Haşdi Şabi milislerinin kente girmesi halinde bir katliamın olması mümkün. Ancak bu Suriye ve Irak sahasında hiç de yeni bir şey değil. Emperyalizmin ve Siyonizmin kışkırttığı mezhep çatışması yıllardır bu toprakları bir kan gölüne çevirmiş durumda. Telafer konusunda iktidar yanlısı medyaya bakılırsa olası bir katliamın sebebi Haşdi Şabi'nin mezhepçiliği... Peki gerçekten öyle mi? Telafer'deki durumu Haşdi Şabi'den, Irak hükümetinden ya da başkalarından değil bizzat Türkiye'nin desteklediği Musul'u DAİŞ'e teslim eden Sünni mezhepçisi Haşdi Vatani'nin askeri sözcüsü Haysem El Enizi'den   aktaralım:  "En büyük sorun da Telafer’de olacak. Buradaki Haşdi Şâbi grupları Telafer’den DAİŞ geldiğinde güneye kaçan Şii aşiretlerden oluşuyor. Burada bu güçlerin varlığı, DAİŞ’le işbirliği yaptığı gerekçesiyle Sünni Türkmenlere yönelik çok kötü sonuçlar doğurabilir."

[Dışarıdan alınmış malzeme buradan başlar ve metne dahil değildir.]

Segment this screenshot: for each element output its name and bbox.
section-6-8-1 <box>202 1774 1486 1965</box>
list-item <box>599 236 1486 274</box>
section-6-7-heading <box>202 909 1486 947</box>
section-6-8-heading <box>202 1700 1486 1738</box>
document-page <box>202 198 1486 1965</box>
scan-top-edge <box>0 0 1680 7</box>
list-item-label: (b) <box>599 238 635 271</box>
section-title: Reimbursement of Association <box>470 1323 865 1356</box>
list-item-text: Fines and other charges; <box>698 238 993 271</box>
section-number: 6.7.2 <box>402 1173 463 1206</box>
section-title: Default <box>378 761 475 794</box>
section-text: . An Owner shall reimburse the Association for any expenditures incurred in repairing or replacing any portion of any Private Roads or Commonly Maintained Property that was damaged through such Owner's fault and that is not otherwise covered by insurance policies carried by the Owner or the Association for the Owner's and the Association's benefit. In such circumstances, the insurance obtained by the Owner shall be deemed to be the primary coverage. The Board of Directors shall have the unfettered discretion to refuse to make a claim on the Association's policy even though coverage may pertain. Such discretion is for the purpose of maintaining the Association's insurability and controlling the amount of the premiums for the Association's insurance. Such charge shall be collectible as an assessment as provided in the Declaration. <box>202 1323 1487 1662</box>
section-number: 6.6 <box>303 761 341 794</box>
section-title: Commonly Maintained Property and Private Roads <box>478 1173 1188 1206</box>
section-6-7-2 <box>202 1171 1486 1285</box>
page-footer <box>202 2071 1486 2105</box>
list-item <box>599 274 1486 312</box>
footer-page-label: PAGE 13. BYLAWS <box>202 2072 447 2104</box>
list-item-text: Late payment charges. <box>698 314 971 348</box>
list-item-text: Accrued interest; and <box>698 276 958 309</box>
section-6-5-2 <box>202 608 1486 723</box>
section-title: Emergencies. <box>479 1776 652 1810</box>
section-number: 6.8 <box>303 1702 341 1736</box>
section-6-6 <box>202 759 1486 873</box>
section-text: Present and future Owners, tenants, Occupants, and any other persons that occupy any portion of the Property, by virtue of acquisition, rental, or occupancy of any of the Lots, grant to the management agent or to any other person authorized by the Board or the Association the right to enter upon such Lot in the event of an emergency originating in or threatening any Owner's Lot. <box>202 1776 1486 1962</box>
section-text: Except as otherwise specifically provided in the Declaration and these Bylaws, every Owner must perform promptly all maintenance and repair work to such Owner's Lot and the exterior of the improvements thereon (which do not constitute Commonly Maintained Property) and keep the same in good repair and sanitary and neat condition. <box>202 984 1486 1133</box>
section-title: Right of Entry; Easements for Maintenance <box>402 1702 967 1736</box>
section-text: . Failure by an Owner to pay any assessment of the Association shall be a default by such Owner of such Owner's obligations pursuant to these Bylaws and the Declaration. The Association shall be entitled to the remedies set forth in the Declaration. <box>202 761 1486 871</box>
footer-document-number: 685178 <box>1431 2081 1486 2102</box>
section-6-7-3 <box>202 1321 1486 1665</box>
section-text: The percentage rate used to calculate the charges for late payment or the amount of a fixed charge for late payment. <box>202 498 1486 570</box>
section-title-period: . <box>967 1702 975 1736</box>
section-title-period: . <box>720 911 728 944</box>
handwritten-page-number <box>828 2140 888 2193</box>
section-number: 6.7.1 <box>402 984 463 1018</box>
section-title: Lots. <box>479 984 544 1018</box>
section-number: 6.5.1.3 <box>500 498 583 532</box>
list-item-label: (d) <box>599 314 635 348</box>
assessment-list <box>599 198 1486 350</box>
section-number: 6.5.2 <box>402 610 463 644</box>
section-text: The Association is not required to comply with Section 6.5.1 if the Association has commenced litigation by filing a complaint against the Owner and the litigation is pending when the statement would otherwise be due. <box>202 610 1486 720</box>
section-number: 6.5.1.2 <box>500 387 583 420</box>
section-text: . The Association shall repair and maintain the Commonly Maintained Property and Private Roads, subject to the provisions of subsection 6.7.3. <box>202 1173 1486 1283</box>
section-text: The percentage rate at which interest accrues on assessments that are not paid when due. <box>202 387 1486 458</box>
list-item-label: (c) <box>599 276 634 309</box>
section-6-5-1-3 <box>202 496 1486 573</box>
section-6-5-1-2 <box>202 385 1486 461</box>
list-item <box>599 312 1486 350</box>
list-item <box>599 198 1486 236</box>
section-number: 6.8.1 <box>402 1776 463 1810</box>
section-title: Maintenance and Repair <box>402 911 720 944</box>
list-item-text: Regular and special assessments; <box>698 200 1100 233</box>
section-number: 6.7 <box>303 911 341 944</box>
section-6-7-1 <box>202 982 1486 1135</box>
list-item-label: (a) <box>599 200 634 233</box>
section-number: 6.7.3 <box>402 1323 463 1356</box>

DAİŞ militanları Sünni itikadına ilişkin sorular sorup cevap veremeyenleri, sırf Nusayri, Alevi, Şii, Ezidi olduğu için insanları katletti, başlarını kesti. Peki bugün Telaferi kurtarmak için saldıran milisler için aynısı söylenebilir mi? El Enizi'nin kendisi kente taarruz edenlerin, etnik temizliğe uğramış ve sürgün edilmiş Telaferliler olduğunu kabul ediyor. Tehlikenin de Sünni olmalarından değil DAİŞ'le işbirliği yapmalarından kaynaklandığını, en azından gerekçenin bu olduğunu ifade ediyor.

Türkiye'de mezhepçi iktidar Telaferde Sünni Türkmenlerin çoğunlukta olduğunu söylerken DAİŞ'in etnik temzilikle değiştirdiği demografik yapıyı meşrulaştırıyor. Türkiye'de iktidar DAİŞ kenti ele geçirip katliam yaparken susup şimdi konuşmaya başladığında Iraklıların ve Suudilerle Katarlılar dışındaki tüm dünyanın gözünde DAİŞ'in hamisi konumuna yerleşiyor. Sonra neden Iraklılar Türk askerini ülkelerinde istemiyor?